1. Field of the Invention
The present invention relates in general to a thermal transfer image printer and, particularly, to a signal processing system for compensating for nonlinearities and spectral response characteristics of the colored dyes used in the thermal transfer printing ribbon.
2. Description of the Prior Art
With the advent of video tape recorders and other sources of video signals such as portable video cameras and the like, it has become desirable to be able to produce a full-color, hard-copy print of the image displayed on a television receiver or video monitor. Additionally, there has been recently proposed an electronic still camera that does not require photographic film but records signals representing the image on a magnetic sheet, the magnetic sheet then being played back for visual display of the still image on a television receiver or video monitor. It is very desirable that this electronic still camera be able to produce a full-color, hard-copy print from the signals recorded on the magnetic record. Thus, there have been proposed thermal-transfer, color-image printers, in which a thermal head having a number of energizable heating elements is used in conjunction with a ribbon or transfer film having several primary colored dyes individually applied to it. This ribbon having the colored dyes on it is arranged between the thermal head and a sheet of paper or similar medium and, upon excitation of the thermal head, the heat causes the dye to be transferred from the ribbon onto the paper. By scanning the magnetically recorded image signals and moving the paper and the ribbon in a corresponding fashion a full-color, hard-copy print may be produced from the magnetically recorded image.

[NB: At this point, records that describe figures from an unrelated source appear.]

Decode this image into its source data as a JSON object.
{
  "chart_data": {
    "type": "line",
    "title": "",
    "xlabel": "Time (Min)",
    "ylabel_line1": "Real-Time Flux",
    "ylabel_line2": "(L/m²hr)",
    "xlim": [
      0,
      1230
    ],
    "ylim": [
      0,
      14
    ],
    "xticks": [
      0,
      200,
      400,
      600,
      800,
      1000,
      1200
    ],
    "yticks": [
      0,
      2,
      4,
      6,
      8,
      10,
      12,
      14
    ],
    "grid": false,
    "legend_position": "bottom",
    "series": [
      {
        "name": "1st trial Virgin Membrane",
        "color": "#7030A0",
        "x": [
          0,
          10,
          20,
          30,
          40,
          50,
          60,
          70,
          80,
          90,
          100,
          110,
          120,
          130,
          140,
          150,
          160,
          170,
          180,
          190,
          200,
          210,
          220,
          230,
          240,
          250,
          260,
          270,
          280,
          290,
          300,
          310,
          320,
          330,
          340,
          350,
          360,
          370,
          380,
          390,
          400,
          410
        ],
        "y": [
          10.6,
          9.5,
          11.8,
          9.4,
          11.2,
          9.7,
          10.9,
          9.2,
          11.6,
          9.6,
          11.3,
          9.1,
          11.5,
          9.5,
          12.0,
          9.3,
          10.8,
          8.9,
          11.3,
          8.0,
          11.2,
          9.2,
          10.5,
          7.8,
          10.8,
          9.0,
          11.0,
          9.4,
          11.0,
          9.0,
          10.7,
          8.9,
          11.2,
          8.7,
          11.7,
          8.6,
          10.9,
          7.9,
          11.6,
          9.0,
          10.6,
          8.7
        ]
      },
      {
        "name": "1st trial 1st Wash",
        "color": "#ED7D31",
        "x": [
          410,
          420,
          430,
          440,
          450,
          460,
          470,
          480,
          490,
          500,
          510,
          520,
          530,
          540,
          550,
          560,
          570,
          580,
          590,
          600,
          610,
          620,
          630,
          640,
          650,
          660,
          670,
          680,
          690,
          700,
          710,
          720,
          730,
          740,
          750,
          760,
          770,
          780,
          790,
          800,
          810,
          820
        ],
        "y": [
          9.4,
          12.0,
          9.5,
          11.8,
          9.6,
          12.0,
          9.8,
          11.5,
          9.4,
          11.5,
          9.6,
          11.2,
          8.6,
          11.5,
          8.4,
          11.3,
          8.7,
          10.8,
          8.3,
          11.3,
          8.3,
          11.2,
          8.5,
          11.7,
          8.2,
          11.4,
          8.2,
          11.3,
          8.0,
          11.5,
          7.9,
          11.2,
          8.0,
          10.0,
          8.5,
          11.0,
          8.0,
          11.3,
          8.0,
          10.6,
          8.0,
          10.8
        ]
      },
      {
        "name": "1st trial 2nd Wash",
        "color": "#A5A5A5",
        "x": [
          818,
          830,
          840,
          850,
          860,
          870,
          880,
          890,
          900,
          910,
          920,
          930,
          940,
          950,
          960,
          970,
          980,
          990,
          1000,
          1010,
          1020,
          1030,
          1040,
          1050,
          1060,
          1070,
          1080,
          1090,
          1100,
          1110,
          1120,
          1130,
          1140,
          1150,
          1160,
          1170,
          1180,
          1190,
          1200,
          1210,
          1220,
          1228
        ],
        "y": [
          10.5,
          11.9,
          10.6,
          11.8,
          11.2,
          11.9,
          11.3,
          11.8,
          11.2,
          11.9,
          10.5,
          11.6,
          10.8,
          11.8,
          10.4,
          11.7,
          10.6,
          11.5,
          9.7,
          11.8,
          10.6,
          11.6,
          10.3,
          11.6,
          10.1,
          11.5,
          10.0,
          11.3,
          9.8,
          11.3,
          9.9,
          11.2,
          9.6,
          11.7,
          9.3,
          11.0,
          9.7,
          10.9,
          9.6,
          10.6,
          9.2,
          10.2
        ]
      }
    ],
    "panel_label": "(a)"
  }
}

In this proposed thermal printer, the image signals are arranged as in a conventional television display and one vertical column of the recorded image is printed at a time, thereby requiring the thermal head to have a number of heat elements corresponding to the number of horizontal scan lines making up one frame of the recorded video signal. In order to have realistic results, the color print produced must have a number of shades or densities of the various colors and combinations of colors provided by the colored dye ribbon. Therefore, the gray scale levels of the colors making up the recorded image must be accurately transferred to the print. While the circuitry to accomplish this is known, a problem arises in that the response of each of the dye colors is not linear over the full range of densities necessary to produce a realistic print. That is, the response of each color dye is linear for only a portion of the density curve, this linear portion is usually used to determine the slope of the response curve and is typically referred to as the gamma curve of the dye. Accordingly, when producing a color print with the thermal head and colored dye transfer ribbon it is necessary to compensate for the non-linearities in the dye response, and this is typically called gamma compensation.
Various systems have been proposed to provide gamma compensation, that is, to account for nonlinearities in the density response of the various colored dyes employed in the thermal transfer ribbon, and a further problem is presented in that the density-versus-wavelength response of the three primary color dyes employed in the ribbon are not separate and distinct. That is, there are overlapping portions in the response curves of the three color dyes, and the result of this overlapping is that some colors will appear to be over-modulated or exaggerated, because when that color is printed to its maximum density a portion of one or both of the other colors is printed to a lesser extent. Thus, while gamma correction is known in thermal transfer color printer a further problem is presented in that no color correction relative to the color dye response is available.